Luciano, enfurecido, pensó que Hanna solo mencionaba a Rocío para desviar el tema. Aunque ella ya había negado tener algo con Julián, Luciano decidió ignorar sus palabras.
—¿Crees que por firmar esos papeles puedes ocultar que me fuiste infiel durante el matrimonio? —la cuestionó—. ¿Qué pasa? ¿Acaso él te atiende mejor que yo? No querías darme un hijo, ¿será porque ya te habías enredado con él...?
Al parecer, Luciano aún no sabía que esos papeles que había firmado no tenían validez.
Pero Hanna ya no pudo soportarlo más. Se zafó bruscamente de su agarre y le propinó una fuerte bofetada.
—¡Eres un descarado! —le gritó—. ¡El que fue infiel durante el matrimonio fuiste tú, Luciano!
Luciano se pasó la lengua por la comisura de los labios. En la oscuridad de sus ojos se arremolinaba un odio punzante.
—Atrévete a decirme que no te metiste en la cama con Julián hace mucho tiempo.
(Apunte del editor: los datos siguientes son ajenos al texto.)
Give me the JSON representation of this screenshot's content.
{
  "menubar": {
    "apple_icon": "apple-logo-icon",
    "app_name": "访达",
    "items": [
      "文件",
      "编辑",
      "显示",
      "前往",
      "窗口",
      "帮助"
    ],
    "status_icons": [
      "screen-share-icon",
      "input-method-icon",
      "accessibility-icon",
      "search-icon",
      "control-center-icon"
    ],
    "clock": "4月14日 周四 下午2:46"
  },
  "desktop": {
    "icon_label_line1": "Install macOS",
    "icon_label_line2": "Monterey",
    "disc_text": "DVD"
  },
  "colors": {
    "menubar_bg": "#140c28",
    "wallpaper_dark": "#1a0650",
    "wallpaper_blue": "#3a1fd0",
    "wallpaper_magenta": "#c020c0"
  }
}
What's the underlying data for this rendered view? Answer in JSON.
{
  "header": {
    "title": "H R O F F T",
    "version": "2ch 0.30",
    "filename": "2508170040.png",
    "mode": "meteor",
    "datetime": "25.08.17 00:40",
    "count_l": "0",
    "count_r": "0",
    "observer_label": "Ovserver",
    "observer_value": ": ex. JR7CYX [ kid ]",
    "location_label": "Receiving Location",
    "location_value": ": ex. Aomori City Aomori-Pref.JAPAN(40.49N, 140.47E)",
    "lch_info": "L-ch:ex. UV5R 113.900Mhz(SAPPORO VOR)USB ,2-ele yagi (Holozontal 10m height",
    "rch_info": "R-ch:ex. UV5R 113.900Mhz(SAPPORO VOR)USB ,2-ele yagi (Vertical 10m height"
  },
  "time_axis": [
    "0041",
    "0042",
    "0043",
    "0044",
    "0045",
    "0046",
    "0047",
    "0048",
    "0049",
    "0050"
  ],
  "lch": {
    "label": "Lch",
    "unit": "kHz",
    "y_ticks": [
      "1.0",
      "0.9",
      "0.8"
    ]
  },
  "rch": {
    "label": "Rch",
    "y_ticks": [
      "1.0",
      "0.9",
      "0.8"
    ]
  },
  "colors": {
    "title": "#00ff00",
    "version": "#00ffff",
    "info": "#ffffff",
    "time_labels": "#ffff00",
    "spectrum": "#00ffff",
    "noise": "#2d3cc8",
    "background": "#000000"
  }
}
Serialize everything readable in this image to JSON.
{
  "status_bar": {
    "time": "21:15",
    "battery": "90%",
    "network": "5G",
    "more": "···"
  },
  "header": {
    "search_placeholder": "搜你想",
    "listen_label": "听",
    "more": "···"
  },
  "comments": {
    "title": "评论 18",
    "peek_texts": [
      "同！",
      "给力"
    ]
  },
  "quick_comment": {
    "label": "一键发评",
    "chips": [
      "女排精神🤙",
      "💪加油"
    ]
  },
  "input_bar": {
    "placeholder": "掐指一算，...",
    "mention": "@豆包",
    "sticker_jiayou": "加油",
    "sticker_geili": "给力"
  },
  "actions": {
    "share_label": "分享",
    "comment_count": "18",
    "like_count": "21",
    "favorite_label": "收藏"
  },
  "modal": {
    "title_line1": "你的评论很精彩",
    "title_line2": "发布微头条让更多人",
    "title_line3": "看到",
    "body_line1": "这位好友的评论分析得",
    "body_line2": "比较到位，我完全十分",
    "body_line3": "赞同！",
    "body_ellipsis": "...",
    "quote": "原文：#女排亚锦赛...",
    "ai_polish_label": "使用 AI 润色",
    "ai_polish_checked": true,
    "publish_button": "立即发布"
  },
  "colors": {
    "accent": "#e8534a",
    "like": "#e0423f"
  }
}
Por eso vinieron a maternidad, ¿verdad?
Sin importar lo que ella dijera, Luciano estaba convencido de que los había atrapado in fraganti y que venían a hacerse una prueba de embarazo.
La rabia le nublaba el juicio, volviéndolo irracional.
En los últimos meses, Hanna se había negado a tener intimidad con él y había presionado a don Ricardo para acelerar el divorcio. ¿Acaso era porque ya no podía ocultar el embarazo?
Sentía que ella no veía la hora de formalizar lo suyo con Julián, y que le habían puesto los cuernos de la peor manera.
Hanna contuvo las lágrimas. Solo por tener el título de exmarido, Luciano se atrevía a humillarla en público sin saber la verdad.
Reprimiendo su furia, dejó escapar una risa amarga.